Gradient of Standard Deviation is nan

marcel1991 · March 10, 2018, 11:50am

I encountered a strange behaviour that I don’t reall understand. When I want to normalize a Variable I run into a zero division error during the backward pass when the standard deviation is zero.

For example:

a = Variable(torch.ones(1), requires_grad=True)
b = (a - a.mean())/(a.std() + 1e-4)
b.backward()
print(a.grad) # gives nan

I tracked down this problem and it even occurs if I just divide by the std with adding of some high epsilon

a = Variable(torch.ones(1), requires_grad=True)
b = 1/(a.std() + 1)
b.backward()
print(a.grad) # gives nan

But the epsilon should actually prevent the division by zero of the derivative right?
So what is happening here?

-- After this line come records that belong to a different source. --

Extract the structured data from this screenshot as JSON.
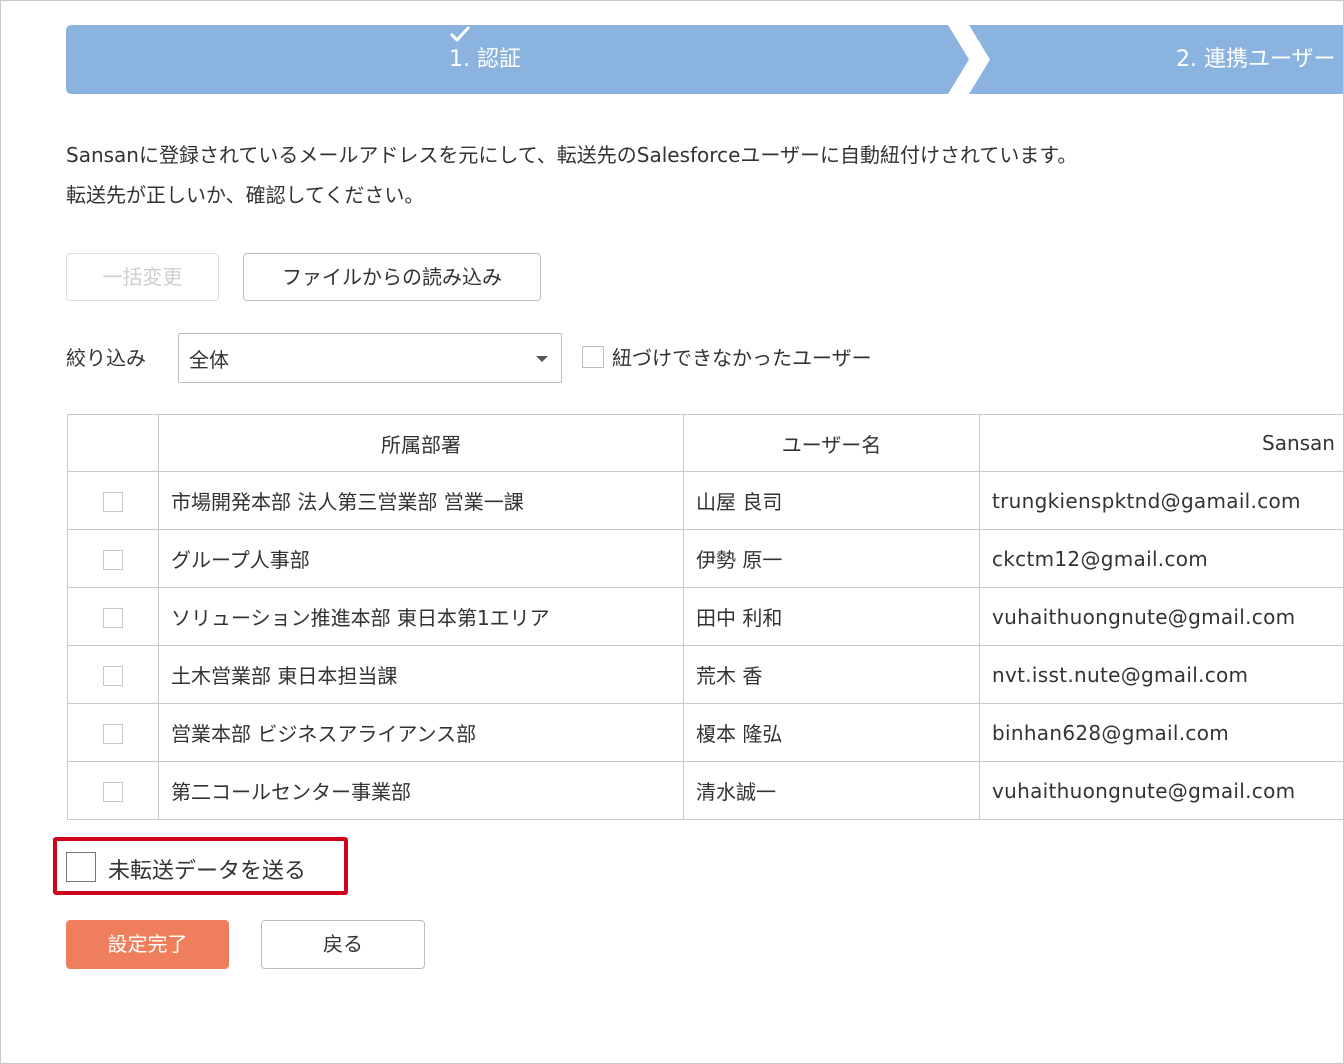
{
  "steps": [
    {
      "label": "1. 認証",
      "done": true
    },
    {
      "label": "2. 連携ユーザー"
    }
  ],
  "description": {
    "line1": "Sansanに登録されているメールアドレスを元にして、転送先のSalesforceユーザーに自動紐付けされています。",
    "line2": "転送先が正しいか、確認してください。"
  },
  "toolbar": {
    "bulk_change_label": "一括変更",
    "import_file_label": "ファイルからの読み込み"
  },
  "filter": {
    "label": "絞り込み",
    "selected": "全体",
    "unlinked_label": "紐づけできなかったユーザー"
  },
  "table": {
    "headers": {
      "dept": "所属部署",
      "user": "ユーザー名",
      "sansan": "Sansan"
    },
    "rows": [
      {
        "dept": "市場開発本部 法人第三営業部 営業一課",
        "user": "山屋 良司",
        "email": "trungkienspktnd@gamail.com"
      },
      {
        "dept": "グループ人事部",
        "user": "伊勢 原一",
        "email": "ckctm12@gmail.com"
      },
      {
        "dept": "ソリューション推進本部 東日本第1エリア",
        "user": "田中 利和",
        "email": "vuhaithuongnute@gmail.com"
      },
      {
        "dept": "土木営業部 東日本担当課",
        "user": "荒木 香",
        "email": "nvt.isst.nute@gmail.com"
      },
      {
        "dept": "営業本部 ビジネスアライアンス部",
        "user": "榎本 隆弘",
        "email": "binhan628@gmail.com"
      },
      {
        "dept": "第二コールセンター事業部",
        "user": "清水誠一",
        "email": "vuhaithuongnute@gmail.com"
      }
    ]
  },
  "send_unsent": {
    "label": "未転送データを送る"
  },
  "actions": {
    "complete_label": "設定完了",
    "back_label": "戻る"
  },
  "colors": {
    "step_bar": "#8ab3e0",
    "primary_button": "#ef7f5c",
    "highlight": "#d0021b"
  }
}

And how can I normalize without running into this error?

SimonW · March 10, 2018, 8:13pm

Well, sqrt(x)'s derivative at x=0 is undefined.

marcel1991 · March 12, 2018, 11:54am

Thank you, sure of course. I totally forgot about the sqrt(x)

unnir · January 31, 2019, 12:43pm

sorry, could you share a link where I can read about that. Since, I thought we can find a derivative of square root.

SimonW · January 31, 2019, 4:15pm

the left limit doesn’t exist…

marcel1991 · February 16, 2019, 2:40pm

The sqrt(x) is not defined for values smaller or equal zero (at least for real numbered values). Doing this operation with such values results in nan. Therefore the derivative does only exist for x > 0.

fermat97 · October 12, 2019, 1:21pm

Hi, how could you get rid of this issue? I need to use std, is there any solution to avoid nan in the backward pass?